Posted July 4th, 2011 at 3:03 am (UTC-5)
Leave a comment

Political novice Yingluck Shinawatra is looking to smaller parties to boost her majority in Thailand's parliament a day after elections that will make her the country's first female prime minister.

Election officials said Ms. Yingluck's Puea Thai party captured 265 of the 500 seats in Sunday's voting. The outcome was a stunning setback for the Democrat party of Prime Minister Abhisit Vejjajiva, who announced Monday he will step down as party leader.

However Puea Thai leaders said they would open talks Monday with several smaller parties, hoping to build a coalition with as many as 295 seats. The officials noted that technical challenges in several constituencies could eat away at the party's majority.

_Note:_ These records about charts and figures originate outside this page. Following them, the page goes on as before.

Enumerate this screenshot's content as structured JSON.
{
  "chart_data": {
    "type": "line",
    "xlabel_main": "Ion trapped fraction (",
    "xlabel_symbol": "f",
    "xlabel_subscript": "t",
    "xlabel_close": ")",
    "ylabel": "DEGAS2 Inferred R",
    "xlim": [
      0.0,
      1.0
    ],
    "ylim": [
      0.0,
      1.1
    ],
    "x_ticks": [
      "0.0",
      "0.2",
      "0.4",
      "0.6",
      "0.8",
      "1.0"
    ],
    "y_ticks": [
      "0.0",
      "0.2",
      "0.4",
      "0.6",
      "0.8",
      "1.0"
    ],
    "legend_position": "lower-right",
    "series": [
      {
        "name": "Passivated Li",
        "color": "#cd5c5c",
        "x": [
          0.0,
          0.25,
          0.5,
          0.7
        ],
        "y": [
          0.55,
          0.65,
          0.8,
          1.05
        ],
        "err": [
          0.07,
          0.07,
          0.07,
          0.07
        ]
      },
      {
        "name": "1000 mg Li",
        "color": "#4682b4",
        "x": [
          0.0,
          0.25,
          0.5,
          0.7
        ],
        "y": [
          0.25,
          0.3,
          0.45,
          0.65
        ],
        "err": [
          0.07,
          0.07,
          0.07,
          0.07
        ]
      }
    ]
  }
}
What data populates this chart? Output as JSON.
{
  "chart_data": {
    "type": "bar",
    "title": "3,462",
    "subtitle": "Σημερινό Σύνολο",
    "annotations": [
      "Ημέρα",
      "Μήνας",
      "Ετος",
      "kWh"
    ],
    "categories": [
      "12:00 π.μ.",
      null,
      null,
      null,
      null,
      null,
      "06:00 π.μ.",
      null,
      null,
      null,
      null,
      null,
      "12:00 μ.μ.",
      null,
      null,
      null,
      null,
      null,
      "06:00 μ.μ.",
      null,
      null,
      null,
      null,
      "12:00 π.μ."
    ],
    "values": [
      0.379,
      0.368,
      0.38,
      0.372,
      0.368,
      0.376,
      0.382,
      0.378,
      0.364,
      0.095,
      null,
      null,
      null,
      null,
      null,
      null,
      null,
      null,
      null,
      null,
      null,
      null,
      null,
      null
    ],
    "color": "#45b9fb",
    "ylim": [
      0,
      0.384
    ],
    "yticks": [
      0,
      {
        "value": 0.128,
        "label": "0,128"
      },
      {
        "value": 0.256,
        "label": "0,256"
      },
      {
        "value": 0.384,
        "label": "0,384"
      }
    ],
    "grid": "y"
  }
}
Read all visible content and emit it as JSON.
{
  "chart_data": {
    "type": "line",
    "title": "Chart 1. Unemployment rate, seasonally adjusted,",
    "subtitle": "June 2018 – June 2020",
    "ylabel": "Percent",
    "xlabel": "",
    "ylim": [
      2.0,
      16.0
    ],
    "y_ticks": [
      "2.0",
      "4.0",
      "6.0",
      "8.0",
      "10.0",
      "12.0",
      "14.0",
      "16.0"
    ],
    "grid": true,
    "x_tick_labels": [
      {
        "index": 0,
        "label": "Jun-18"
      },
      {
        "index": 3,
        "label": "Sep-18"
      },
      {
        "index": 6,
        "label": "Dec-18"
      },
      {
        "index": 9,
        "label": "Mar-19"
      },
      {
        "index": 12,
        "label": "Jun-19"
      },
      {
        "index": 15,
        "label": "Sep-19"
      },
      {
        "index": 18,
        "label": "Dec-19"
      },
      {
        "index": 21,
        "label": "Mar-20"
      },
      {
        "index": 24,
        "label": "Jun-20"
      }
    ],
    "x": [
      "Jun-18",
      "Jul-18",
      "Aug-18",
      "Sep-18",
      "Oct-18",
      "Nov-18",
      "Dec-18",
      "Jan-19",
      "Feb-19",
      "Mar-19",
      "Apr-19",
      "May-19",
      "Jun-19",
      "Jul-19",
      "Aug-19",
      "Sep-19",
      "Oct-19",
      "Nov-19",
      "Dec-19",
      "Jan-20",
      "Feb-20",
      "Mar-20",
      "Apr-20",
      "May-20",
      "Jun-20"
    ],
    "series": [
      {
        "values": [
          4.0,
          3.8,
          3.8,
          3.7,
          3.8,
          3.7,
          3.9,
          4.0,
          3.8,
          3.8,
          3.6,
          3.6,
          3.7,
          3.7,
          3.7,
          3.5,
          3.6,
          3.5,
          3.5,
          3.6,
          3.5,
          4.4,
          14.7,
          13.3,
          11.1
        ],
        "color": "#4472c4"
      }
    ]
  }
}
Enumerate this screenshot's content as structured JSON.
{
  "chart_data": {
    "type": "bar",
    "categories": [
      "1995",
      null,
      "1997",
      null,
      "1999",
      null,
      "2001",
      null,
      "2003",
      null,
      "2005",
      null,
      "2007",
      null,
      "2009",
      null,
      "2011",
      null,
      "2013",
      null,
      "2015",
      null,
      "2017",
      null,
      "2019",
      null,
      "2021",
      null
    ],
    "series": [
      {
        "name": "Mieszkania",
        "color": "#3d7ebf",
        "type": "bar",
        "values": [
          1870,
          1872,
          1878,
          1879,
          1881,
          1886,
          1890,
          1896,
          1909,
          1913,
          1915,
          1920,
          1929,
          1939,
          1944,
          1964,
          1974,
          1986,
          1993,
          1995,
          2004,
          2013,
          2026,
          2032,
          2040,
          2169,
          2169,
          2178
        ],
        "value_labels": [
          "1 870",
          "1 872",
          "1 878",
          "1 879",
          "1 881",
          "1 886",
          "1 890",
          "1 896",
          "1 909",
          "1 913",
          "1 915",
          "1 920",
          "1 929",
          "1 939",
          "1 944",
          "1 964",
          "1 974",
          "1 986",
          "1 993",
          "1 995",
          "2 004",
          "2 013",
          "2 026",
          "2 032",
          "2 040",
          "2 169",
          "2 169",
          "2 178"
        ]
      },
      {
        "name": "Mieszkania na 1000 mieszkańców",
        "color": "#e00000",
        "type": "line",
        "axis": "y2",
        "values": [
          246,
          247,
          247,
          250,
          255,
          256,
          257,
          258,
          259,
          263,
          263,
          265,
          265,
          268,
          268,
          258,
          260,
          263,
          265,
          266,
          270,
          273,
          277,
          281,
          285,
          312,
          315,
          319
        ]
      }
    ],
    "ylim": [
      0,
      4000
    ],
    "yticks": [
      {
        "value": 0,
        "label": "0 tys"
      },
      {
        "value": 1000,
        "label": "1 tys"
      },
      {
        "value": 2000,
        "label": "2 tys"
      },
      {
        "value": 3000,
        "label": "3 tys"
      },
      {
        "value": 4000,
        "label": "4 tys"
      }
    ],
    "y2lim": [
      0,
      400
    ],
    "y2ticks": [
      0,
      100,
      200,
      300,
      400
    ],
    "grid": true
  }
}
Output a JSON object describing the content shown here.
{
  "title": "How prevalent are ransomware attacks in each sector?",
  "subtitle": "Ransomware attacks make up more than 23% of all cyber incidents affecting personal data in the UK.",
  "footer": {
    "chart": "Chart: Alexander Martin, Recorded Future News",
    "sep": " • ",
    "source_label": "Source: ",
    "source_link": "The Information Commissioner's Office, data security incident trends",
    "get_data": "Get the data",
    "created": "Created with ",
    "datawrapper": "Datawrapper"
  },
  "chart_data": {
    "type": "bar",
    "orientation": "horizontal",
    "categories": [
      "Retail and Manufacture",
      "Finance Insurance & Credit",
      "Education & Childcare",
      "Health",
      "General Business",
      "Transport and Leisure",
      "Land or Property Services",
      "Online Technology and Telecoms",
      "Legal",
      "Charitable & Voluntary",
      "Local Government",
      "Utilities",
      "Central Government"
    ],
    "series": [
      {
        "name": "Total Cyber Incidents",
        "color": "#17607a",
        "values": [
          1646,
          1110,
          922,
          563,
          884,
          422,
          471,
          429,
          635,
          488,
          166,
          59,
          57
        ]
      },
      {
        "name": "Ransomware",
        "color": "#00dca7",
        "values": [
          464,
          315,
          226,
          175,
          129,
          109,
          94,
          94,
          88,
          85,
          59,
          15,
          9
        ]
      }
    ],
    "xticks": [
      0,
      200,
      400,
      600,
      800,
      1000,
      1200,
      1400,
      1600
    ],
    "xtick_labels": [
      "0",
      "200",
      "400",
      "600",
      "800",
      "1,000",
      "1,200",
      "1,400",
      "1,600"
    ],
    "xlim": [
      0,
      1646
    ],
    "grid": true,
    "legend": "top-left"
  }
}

Ms. Yingluck's victory will mean a return to influence for her older brother Thaksin Shinawatra, a former prime minister who was deposed by the military five years ago. Despite their hostility to Thaksin, military leaders said Monday they will respect the election result.

Thaksin has been living in self-imposed exile in the Middle East because of a conviction on corruption charges that he says was politically motivated. One of the first challenges facing Ms. Yingluck after the new parliament is seated will be whether to pardon her brother.

She must also decide whether to seek charges against military leaders over last year's political violence in which more than 90 people were killed, most of them “Red Shirt” supporters of Thaksin and his political allies.

Thaksin openly advised the Puea Thai campaign from exile and selected his 44-year-old sister to run it. However the successful businesswoman proved to be a very capable campaigner and quickly won over many doubters.

Ms. Yingluck promised during the campaign to pursue a policy of reconciliation, seeking to end tensions between her brother's poor and largely rural supporters and the Democrats with their better educated and pro-monarchy followers.

The United States issued a statement late Sunday in Washington congratulating Thai voters for their “robust participation” in the election.